Nie bede wos, ostomili, pytoł, cy znocie tego typu zakońcenia, bo znocie je na pewno. I to z niejednego filmu! A to właśnie pon Griffith je wymyślił. Kiesik nawet zakońcenia takie nazywano „finałem a la Griffith”.***

Rezyser ten piknie przyciągnął do kin bardziej wykstałconyk Hamerykanów, ftórzy do tej pory uwazali, ze film to ino cheap shows for cheap people.**** Na góralski mozno by to było przetłumacyć jako: bźdiny dlo bździochów. A kiesik jeden pon doktor, ftóry teroz juz jest ponem profesorem, napisoł o Narodzinak narodu tak:

Dla dziejów sztuki filmowej pokaz dzieła Griffitha stanowił istotną cezurę. Odtąd filmu nie traktowano już jako jednej z wielu jarmarcznych sztuczek, prezentowanych ku zabawie spragnionej rozrywki gawiedzi, lecz uznano, że stać się on może źródłem prawdziwych doznań artystycznych*****

No i co robić z takim filmem, ftóry z jednej strony jest wybitny, a z drugiej – głosi idee, ftóre kwoły jego twórcy nie przynosom? Pokazywać go ino adeptom śtuki filmowej i historykom? Pokazywać go syćkim, ale z odpowiednim komentorzem? Pokazywać bez komentorzy, zakładając, ze dzisiok juz nifto nie do sie nabrać na bździny o ślachetności Ku Klux Klanu? No co z takim filmem robić? Oto jest pytanie. Hau!

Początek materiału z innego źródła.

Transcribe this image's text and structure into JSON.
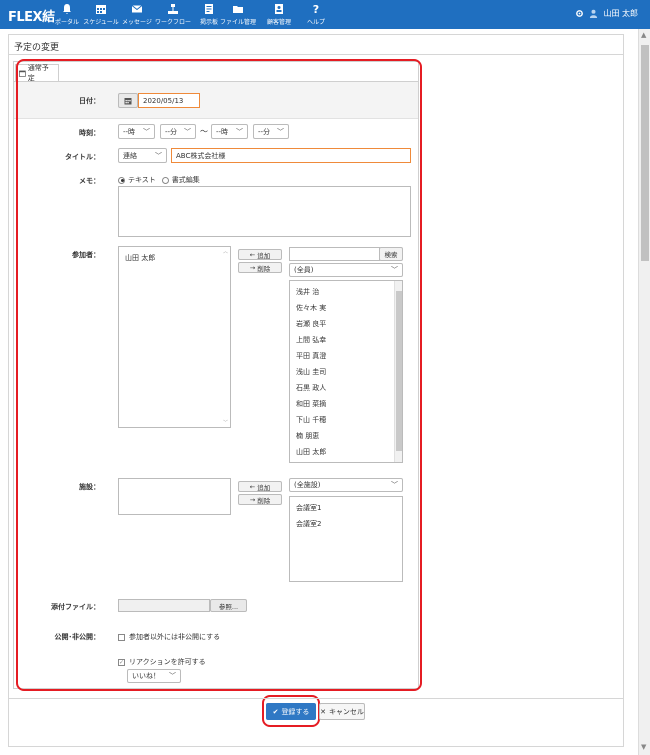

P.S. A w sobote imieniny Profesorecka bedom. Kany on teroz jest – tego nie wiemy. Ale i tak jego zdrowie bedzie mozno piknie wypić 😀

* A ta ksiązka to The Klansman pona Thomasa Dixona. Był to zatwardziały południowiec, ftóry straśnie sie wściekoł na powieść Chata wuja Toma. Godoł, ze ta powieść to same kłamstwa i dlotego on, pon Dixon, bedzie pisoł „prowdziwe” ksiązki. No i napisoł między inksymi takiego Klansmana właśnie (E. Niderost, The Birth of a Nation, „American History” 2005, vol. 40, iss. 4, s. 64).
** Ibidem, s. 67.
*** Cz. Michalski, Western i jego bohaterowie, Warszawa 1972, s. 42.
**** E. Niderost, op. cit., s. 62.
***** K. Michałek, Na drodze ku potędze. Historia Stanów Zjednoczonych Ameryki 1861-1945, Warszawa 1991, s. 218.